Rote Fahne 23/2023

Rote Fahne 23/2023

Kommentar: Wie die „Sprachregelung“ der Medien zum Nahostkrieg funktioniert

Schon mal darüber gewundert, warum in allen Nachrichtensendungen das brutale Gemetzel der israelischen Armee in Gaza stets mit dem faschistischen Massaker vom 7. Oktober gerechtfertigt wird? Oder warum jede Palästina-Solidarität in den Geruch des „Antisemitismus“ gebracht wird?

Von ms
Kommentar:  Wie die „Sprachregelung“ der Medien zum Nahostkrieg funktioniert
Studio der "Tagesschau" (foto: Medea7 (CC BY-SA 4.0))

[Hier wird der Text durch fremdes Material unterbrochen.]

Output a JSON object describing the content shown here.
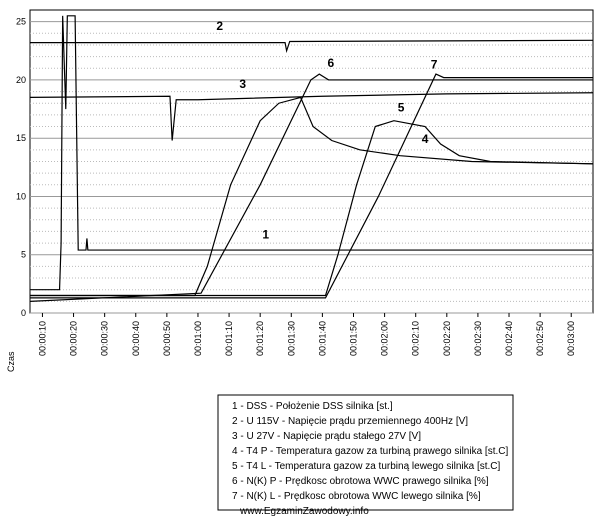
{
  "chart_data": {
    "type": "line",
    "x_label": "Czas",
    "xlim": [
      6,
      187
    ],
    "ylim": [
      0,
      26
    ],
    "yticks": [
      0,
      5,
      10,
      15,
      20,
      25
    ],
    "minor_yticks": [
      1,
      2,
      3,
      4,
      6,
      7,
      8,
      9,
      11,
      12,
      13,
      14,
      16,
      17,
      18,
      19,
      21,
      22,
      23,
      24
    ],
    "grid": true,
    "xticks": [
      {
        "value": 10,
        "label": "00:00:10"
      },
      {
        "value": 20,
        "label": "00:00:20"
      },
      {
        "value": 30,
        "label": "00:00:30"
      },
      {
        "value": 40,
        "label": "00:00:40"
      },
      {
        "value": 50,
        "label": "00:00:50"
      },
      {
        "value": 60,
        "label": "00:01:00"
      },
      {
        "value": 70,
        "label": "00:01:10"
      },
      {
        "value": 80,
        "label": "00:01:20"
      },
      {
        "value": 90,
        "label": "00:01:30"
      },
      {
        "value": 100,
        "label": "00:01:40"
      },
      {
        "value": 110,
        "label": "00:01:50"
      },
      {
        "value": 120,
        "label": "00:02:00"
      },
      {
        "value": 130,
        "label": "00:02:10"
      },
      {
        "value": 140,
        "label": "00:02:20"
      },
      {
        "value": 150,
        "label": "00:02:30"
      },
      {
        "value": 160,
        "label": "00:02:40"
      },
      {
        "value": 170,
        "label": "00:02:50"
      },
      {
        "value": 180,
        "label": "00:03:00"
      }
    ],
    "series": [
      {
        "name": "1 - DSS - Położenie DSS silnika [st.]",
        "color": "#000000",
        "x": [
          6,
          15.5,
          16,
          16.5,
          17.5,
          18,
          20.5,
          21.5,
          24,
          24.3,
          24.6,
          187
        ],
        "values": [
          2,
          2,
          6,
          25.5,
          17.5,
          25.5,
          25.5,
          5.4,
          5.4,
          6.4,
          5.4,
          5.4
        ]
      },
      {
        "name": "2 - U  115V - Napięcie prądu przemiennego 400Hz [V]",
        "color": "#000000",
        "x": [
          6,
          88,
          88.5,
          89.5,
          187
        ],
        "values": [
          23.2,
          23.2,
          22.5,
          23.3,
          23.4
        ]
      },
      {
        "name": "3 - U  27V - Napięcie prądu stałego 27V [V]",
        "color": "#000000",
        "x": [
          6,
          51,
          51.7,
          53,
          60,
          100,
          140,
          187
        ],
        "values": [
          18.5,
          18.6,
          14.8,
          18.3,
          18.3,
          18.6,
          18.8,
          18.9
        ]
      },
      {
        "name": "4 - T4  P - Temperatura gazow za turbiną prawego silnika [st.C]",
        "color": "#000000",
        "x": [
          6,
          59,
          63,
          70.5,
          80,
          86,
          93,
          97,
          103,
          112,
          125,
          148,
          187
        ],
        "values": [
          1.5,
          1.5,
          4,
          11,
          16.5,
          18,
          18.5,
          16,
          14.8,
          14,
          13.5,
          13,
          12.8
        ]
      },
      {
        "name": "5 - T4  L - Temperatura gazow za turbiną lewego silnika [st.C]",
        "color": "#000000",
        "x": [
          6,
          101,
          105,
          111,
          117,
          123,
          133,
          138,
          144,
          154,
          187
        ],
        "values": [
          1.5,
          1.5,
          5,
          11,
          16,
          16.5,
          16,
          14.5,
          13.5,
          13,
          12.8
        ]
      },
      {
        "name": "6 - N(K)  P - Prędkosc obrotowa WWC prawego silnika [%]",
        "color": "#000000",
        "x": [
          6,
          61,
          80,
          96.3,
          99,
          102,
          187
        ],
        "values": [
          1,
          1.7,
          11,
          20,
          20.5,
          20,
          20
        ]
      },
      {
        "name": "7 - N(K)  L - Prędkosc obrotowa WWC lewego silnika [%]",
        "color": "#000000",
        "x": [
          6,
          101,
          118,
          136.5,
          139,
          187
        ],
        "values": [
          1.3,
          1.3,
          10,
          20.5,
          20.2,
          20.2
        ]
      }
    ],
    "annotations": [
      {
        "text": "1",
        "x": 81.8,
        "y": 6.4
      },
      {
        "text": "2",
        "x": 67,
        "y": 24.3
      },
      {
        "text": "3",
        "x": 74.4,
        "y": 19.3
      },
      {
        "text": "4",
        "x": 133,
        "y": 14.6
      },
      {
        "text": "5",
        "x": 125.3,
        "y": 17.3
      },
      {
        "text": "6",
        "x": 102.7,
        "y": 21.1
      },
      {
        "text": "7",
        "x": 135.9,
        "y": 21.0
      }
    ],
    "footer": "www.EgzaminZawodowy.info"
  }
}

Aufschlussreich dafür ist ein ARD-internes Glossar zur Berichterstattung im Nahostkonflikt, das kürzlich an die Öffentlichkeit gelangt ist. Demnach gibt es eine „AG Sprache“, die sich „intensiv mit Begriffen und Beschreibungen zur Nahost-Berichterstattung“ beschäftigt und an die Redakteure Empfehlungen verschickt.

 

Das geschieht mit dem scheinbar hilfsbereiten Hinweis: „Damit vermeiden wir Missverständnisse oder Fehler.“ Doch welche(r) Journalist(in), der/die noch was werden will, wird einen solchen Fehler dann noch sehenden Auges machen? Also orientiert man sich doch lieber an den von der „AG Sprache“ zitierten Beispielen.

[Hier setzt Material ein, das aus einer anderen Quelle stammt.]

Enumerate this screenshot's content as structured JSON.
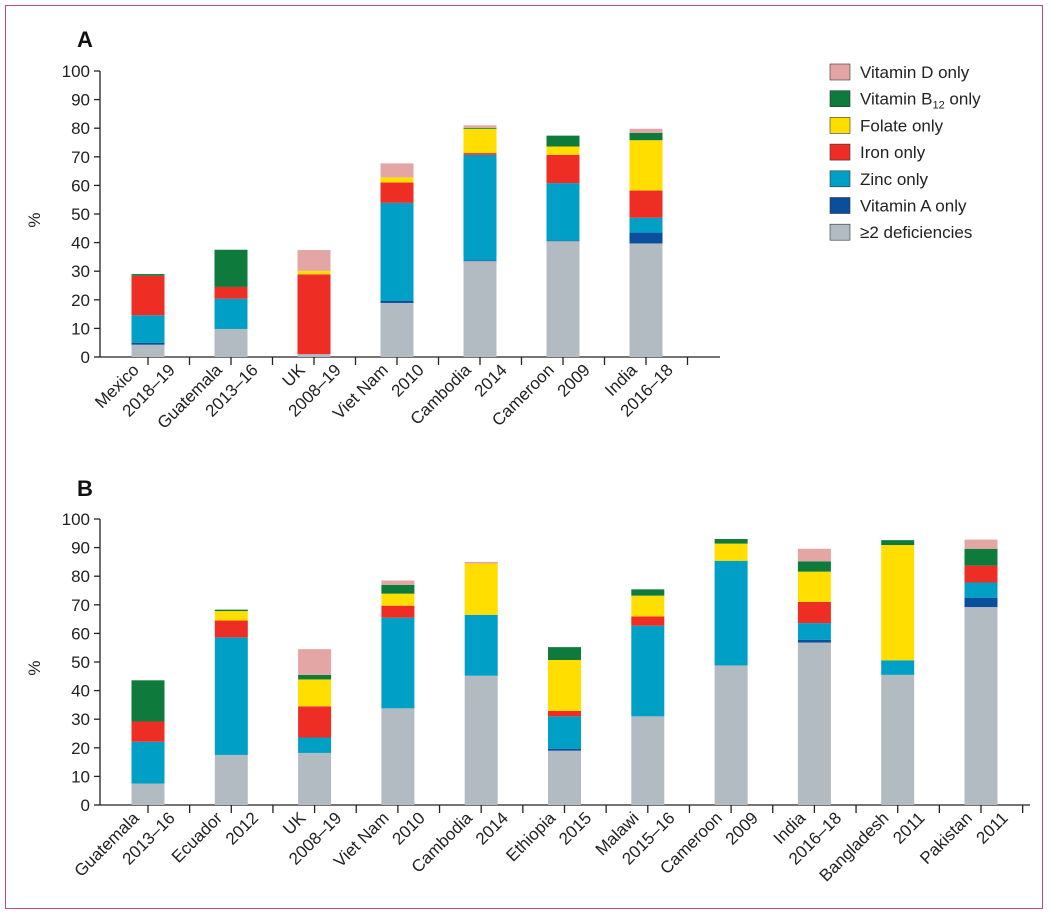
{
  "legend": [
    {
      "label": "Vitamin D only",
      "base": "Vitamin D only",
      "sub": "",
      "rest": "",
      "color": "#e4a6a4"
    },
    {
      "label": "Vitamin B12 only",
      "base": "Vitamin B",
      "sub": "12",
      "rest": " only",
      "color": "#0e7a3c"
    },
    {
      "label": "Folate only",
      "base": "Folate only",
      "sub": "",
      "rest": "",
      "color": "#ffde00"
    },
    {
      "label": "Iron only",
      "base": "Iron only",
      "sub": "",
      "rest": "",
      "color": "#ee2d24"
    },
    {
      "label": "Zinc only",
      "base": "Zinc only",
      "sub": "",
      "rest": "",
      "color": "#00a0c6"
    },
    {
      "label": "Vitamin A only",
      "base": "Vitamin A only",
      "sub": "",
      "rest": "",
      "color": "#0a4f9e"
    },
    {
      "label": "≥2 deficiencies",
      "base": "≥2 deficiencies",
      "sub": "",
      "rest": "",
      "color": "#b3bbc2"
    }
  ],
  "chart_data": [
    {
      "type": "bar",
      "stacked": true,
      "panel": "A",
      "ylabel": "%",
      "ylim": [
        0,
        100
      ],
      "yticks": [
        0,
        10,
        20,
        30,
        40,
        50,
        60,
        70,
        80,
        90,
        100
      ],
      "categories": [
        {
          "country": "Mexico",
          "year": "2018–19"
        },
        {
          "country": "Guatemala",
          "year": "2013–16"
        },
        {
          "country": "UK",
          "year": "2008–19"
        },
        {
          "country": "Viet Nam",
          "year": "2010"
        },
        {
          "country": "Cambodia",
          "year": "2014"
        },
        {
          "country": "Cameroon",
          "year": "2009"
        },
        {
          "country": "India",
          "year": "2016–18"
        }
      ],
      "series": [
        {
          "name": "≥2 deficiencies",
          "values": [
            4.3,
            9.8,
            1.0,
            18.9,
            33.5,
            40.5,
            39.7
          ]
        },
        {
          "name": "Vitamin A only",
          "values": [
            0.7,
            0,
            0,
            0.8,
            0.3,
            0.2,
            3.8
          ]
        },
        {
          "name": "Zinc only",
          "values": [
            9.6,
            10.6,
            0,
            34.2,
            36.9,
            20.1,
            5.2
          ]
        },
        {
          "name": "Iron only",
          "values": [
            13.8,
            4.1,
            27.9,
            7.1,
            0.6,
            9.9,
            9.5
          ]
        },
        {
          "name": "Folate only",
          "values": [
            0,
            0,
            1.2,
            1.8,
            8.5,
            2.9,
            17.6
          ]
        },
        {
          "name": "Vitamin B12 only",
          "values": [
            0.6,
            13.0,
            0,
            0,
            0.3,
            3.8,
            2.6
          ]
        },
        {
          "name": "Vitamin D only",
          "values": [
            0,
            0,
            7.3,
            4.9,
            0.9,
            0,
            1.4
          ]
        }
      ]
    },
    {
      "type": "bar",
      "stacked": true,
      "panel": "B",
      "ylabel": "%",
      "ylim": [
        0,
        100
      ],
      "yticks": [
        0,
        10,
        20,
        30,
        40,
        50,
        60,
        70,
        80,
        90,
        100
      ],
      "categories": [
        {
          "country": "Guatemala",
          "year": "2013–16"
        },
        {
          "country": "Ecuador",
          "year": "2012"
        },
        {
          "country": "UK",
          "year": "2008–19"
        },
        {
          "country": "Viet Nam",
          "year": "2010"
        },
        {
          "country": "Cambodia",
          "year": "2014"
        },
        {
          "country": "Ethiopia",
          "year": "2015"
        },
        {
          "country": "Malawi",
          "year": "2015–16"
        },
        {
          "country": "Cameroon",
          "year": "2009"
        },
        {
          "country": "India",
          "year": "2016–18"
        },
        {
          "country": "Bangladesh",
          "year": "2011"
        },
        {
          "country": "Pakistan",
          "year": "2011"
        }
      ],
      "series": [
        {
          "name": "≥2 deficiencies",
          "values": [
            7.5,
            17.5,
            18.2,
            33.8,
            45.2,
            19.0,
            31.0,
            48.8,
            56.8,
            45.5,
            69.2
          ]
        },
        {
          "name": "Vitamin A only",
          "values": [
            0,
            0,
            0,
            0,
            0,
            0.7,
            0,
            0,
            1.0,
            0,
            3.3
          ]
        },
        {
          "name": "Zinc only",
          "values": [
            14.6,
            41.1,
            5.4,
            31.7,
            21.3,
            11.3,
            31.7,
            36.6,
            5.8,
            5.1,
            5.3
          ]
        },
        {
          "name": "Iron only",
          "values": [
            7.1,
            5.9,
            10.9,
            4.2,
            0,
            1.9,
            3.2,
            0,
            7.4,
            0,
            5.9
          ]
        },
        {
          "name": "Folate only",
          "values": [
            0,
            3.3,
            9.4,
            4.2,
            17.9,
            17.8,
            7.3,
            6.0,
            10.6,
            40.3,
            0
          ]
        },
        {
          "name": "Vitamin B12 only",
          "values": [
            14.4,
            0.5,
            1.6,
            3.1,
            0,
            4.5,
            2.2,
            1.6,
            3.6,
            1.7,
            5.9
          ]
        },
        {
          "name": "Vitamin D only",
          "values": [
            0,
            0,
            9.0,
            1.5,
            0.6,
            0,
            0,
            0,
            4.4,
            0,
            3.2
          ]
        }
      ]
    }
  ]
}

Aus „Angriff“ wird „Gegenangriff“

Etwa an folgender Sprachregelung der Tagesschau-Redaktion: „Was unbedingt vermieden werden muss, sind Worte wie ‚Gewaltspirale‘ – und auch ‚Eskalation in Nahost‘ beschreibt die aktuelle Lage seit Samstag nicht ausreichend. Die Situation ist komplexer.“ Es ist ja auch viel zu simpel, die israelische Regierung ebenfalls für die Eskalation im Nahen Osten verantwortlich zu machen. Da hält es die Tagesschau lieber mit der Devise: Wir sehen den Wald vor lauter komplexen Bäumen nicht mehr!

 

Wenn es um Fragen der Kriegsführung geht, sind die Anweisungen sehr eindeutig: „Bitte passt auch auf, wie wir das Wort ‚Angriff‘ genau verwenden: In dieser Situation sind es ‚Gegenangriffe von Israel auf Gaza‘. Es ist verkürzt, zu sagen oder schreiben ‚Angriffe auf Israel und Gaza‘.“ Wie war das nochmal in der Ukraine? Da war der Aggressor doch noch der, der das Land überfiel. Aber klar, in dem Fall macht der Überfall vom 7. Oktober die israelische Armee postwendend zur reinen „Verteidigungsarmee“ – oder gilt jetzt Gaza auch für die ARD schon als israelisches Gebiet?

Kontrafaktische „Fake News“

Durch Wiedergabe aller möglichen Zitate wird im ARD-Glossar berechtigte Kritik an der israelischen Politik mit faschistischer Demagogie in einen Topf geworfen und pauschal mit „Antisemitismus“ in Verbindung gebracht: „Die kontrafaktisch erhobenen Vorwürfe, Israel sei ein Apartheidstaat oder Zionismus sei Rassismus, reihen sich ein in die antisemitische Tradition, Israel als grundlegend rassistisch zu delegitimieren, mit dem Ziel, seine Existenz als jüdischer Staat zu beenden.“

 

Kontrafaktisch ist aber, aus der treffenden Qualifizierung der zionistischen Politik und Ideologie als rassistisch eine Leugnung des Existenzrechts Israels abzuleiten. Als ob Israel nur auf der Grundlage des Zionismus existieren könne!

 

Das sind nur einige „empfohlene“ Sprachregelungen. Sie zeigen, wie die bürgerliche Medienmanipulation unter dem Aushängeschild der scheinbaren „Medienvielfalt“ immer mehr den Charakter der inhaltlichen Gleichschaltung annimmt.